Senator Lou Correa, a Democratic state senator from Orange County, has killed the nation’s first bill to stop predatory investments that displace renters from their homes. The bill, AB 2337, authored by Assemblymember Tom Ammiano (D-San Francisco), sought to ban the state’s public employee pension funds from investing in “predatory equity” schemes. The issue gained significant attention after real estate investments by CalPERS and CalSTRS in East Palo Alto and New York City resulted in the displacement of thousands of rent-controlled tenants and the loss of hundreds of millions of dollars.
State Senator Lou Correa’s committee stopped the bill yesterday at the request of the California Association of Realtors and landlord groups. Correa has received significant campaign donations from landlord and realtor interests.
“Only someone in the pocket of landlords and realtors could possibly oppose this bill,” said Dean Preston, Executive Director of Tenants Together, California’s statewide organization for renters’ rights. “There’s no other explanation for Senator Correa’s decision to kill this legislation.”

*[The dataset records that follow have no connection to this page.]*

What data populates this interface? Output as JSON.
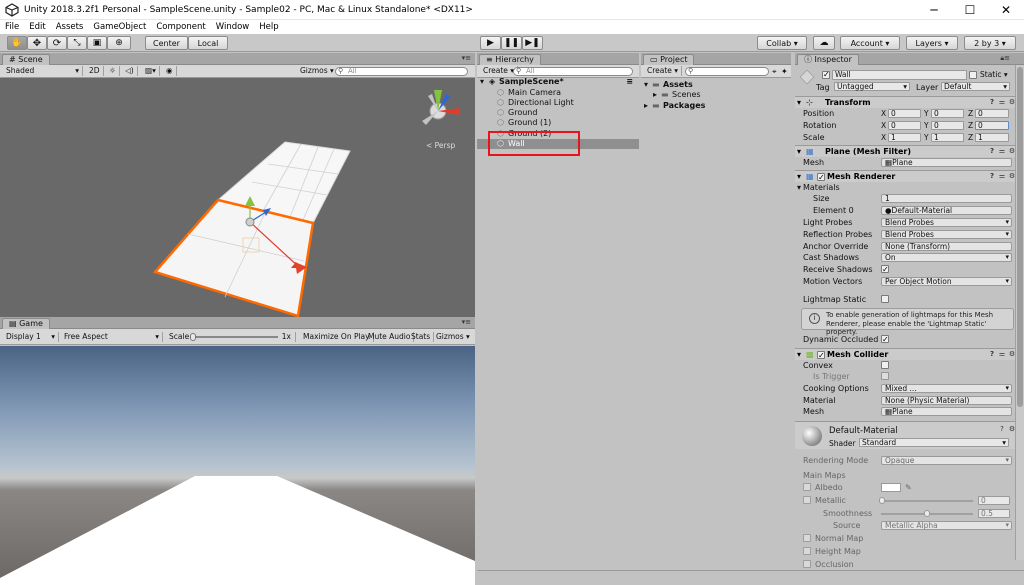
{
  "window": {
    "title": "Unity 2018.3.2f1 Personal - SampleScene.unity - Sample02 - PC, Mac & Linux Standalone* <DX11>",
    "controls": [
      "─",
      "☐",
      "✕"
    ]
  },
  "menu": [
    "File",
    "Edit",
    "Assets",
    "GameObject",
    "Component",
    "Window",
    "Help"
  ],
  "toolbar": {
    "pivot": "Center",
    "space": "Local",
    "collab": "Collab ▾",
    "account": "Account ▾",
    "layers": "Layers ▾",
    "layout": "2 by 3 ▾"
  },
  "scene": {
    "tab": "Scene",
    "shading": "Shaded",
    "mode_2d": "2D",
    "gizmos": "Gizmos ▾",
    "search_placeholder": "All",
    "persp": "< Persp"
  },
  "game": {
    "tab": "Game",
    "display": "Display 1",
    "aspect": "Free Aspect",
    "scale_label": "Scale",
    "scale_value": "1x",
    "maximize": "Maximize On Play",
    "mute": "Mute Audio",
    "stats": "Stats",
    "gizmos": "Gizmos ▾"
  },
  "hierarchy": {
    "tab": "Hierarchy",
    "create": "Create ▾",
    "search_placeholder": "All",
    "scene": "SampleScene*",
    "items": [
      "Main Camera",
      "Directional Light",
      "Ground",
      "Ground (1)",
      "Ground (2)",
      "Wall"
    ],
    "selected": "Wall"
  },
  "project": {
    "tab": "Project",
    "create": "Create ▾",
    "assets": "Assets",
    "scenes": "Scenes",
    "packages": "Packages"
  },
  "inspector": {
    "tab": "Inspector",
    "object_name": "Wall",
    "static": "Static ▾",
    "tag_label": "Tag",
    "tag": "Untagged",
    "layer_label": "Layer",
    "layer": "Default",
    "transform": {
      "title": "Transform",
      "position": {
        "label": "Position",
        "x": "0",
        "y": "0",
        "z": "0"
      },
      "rotation": {
        "label": "Rotation",
        "x": "0",
        "y": "0",
        "z": "0"
      },
      "scale": {
        "label": "Scale",
        "x": "1",
        "y": "1",
        "z": "1"
      }
    },
    "mesh_filter": {
      "title": "Plane (Mesh Filter)",
      "mesh_label": "Mesh",
      "mesh": "Plane"
    },
    "mesh_renderer": {
      "title": "Mesh Renderer",
      "materials": "Materials",
      "size_label": "Size",
      "size": "1",
      "element0_label": "Element 0",
      "element0": "Default-Material",
      "light_probes_label": "Light Probes",
      "light_probes": "Blend Probes",
      "reflection_label": "Reflection Probes",
      "reflection": "Blend Probes",
      "anchor_label": "Anchor Override",
      "anchor": "None (Transform)",
      "cast_label": "Cast Shadows",
      "cast": "On",
      "receive_label": "Receive Shadows",
      "motion_label": "Motion Vectors",
      "motion": "Per Object Motion",
      "lightmap_label": "Lightmap Static",
      "help_line1": "To enable generation of lightmaps for this Mesh",
      "help_line2": "Renderer, please enable the 'Lightmap Static' property.",
      "dynamic_label": "Dynamic Occluded"
    },
    "mesh_collider": {
      "title": "Mesh Collider",
      "convex_label": "Convex",
      "trigger_label": "Is Trigger",
      "cooking_label": "Cooking Options",
      "cooking": "Mixed ...",
      "material_label": "Material",
      "material": "None (Physic Material)",
      "mesh_label": "Mesh",
      "mesh": "Plane"
    },
    "material": {
      "title": "Default-Material",
      "shader_label": "Shader",
      "shader": "Standard",
      "rendering_label": "Rendering Mode",
      "rendering": "Opaque",
      "main_maps": "Main Maps",
      "albedo": "Albedo",
      "metallic": "Metallic",
      "metallic_value": "0",
      "smoothness": "Smoothness",
      "smoothness_value": "0.5",
      "source_label": "Source",
      "source": "Metallic Alpha",
      "normal": "Normal Map",
      "height": "Height Map",
      "occlusion": "Occlusion"
    }
  },
  "colors": {
    "selection_highlight": "#e8141b",
    "plane_outline": "#ff6a00",
    "panel": "#c2c2c2"
  }
}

Tenants Together and the East Palo Alto Fair Rent Coalition co-sponsored the bill to prevent workers’ retirement funds from being invested in schemes to evict working people. The bill had the broad support of at least twenty nonprofit housing organizations, labor groups and government entities. The only opponents were several landlord groups and the California Association of Realtors.
The California Bankers’ Association, which originally opposed the bill, removed its opposition based on substantial author’s amendments that narrowed the scope of the bill. CalPERS and CalSTRS, the very entities whose investments would have been restricted under the bill, also took a neutral stance on the bill after amendments were incorporated into the language of the bill.
The full Assembly had approved the bill by a vote of 43-30 before it landed before Senator Correa’s Public Employment and Retirement Committee yesterday. Senator Correa did not pose a single question at the hearing to the author or witnesses about merits of the bill, instead derailing the bill without explanation.
Despite these developments, Ammiano’s groundbreaking bill was not in vain. The bill forced a discussion about predatory equity investment practices and drew considerable media attention to the problem. Additionally, in response to the bill, CalPERS and CalSTRS adopted new internal policies banning future predatory real estate investments, a move praised by tenant advocates as a major step toward stopping public pension funds from financing evictions.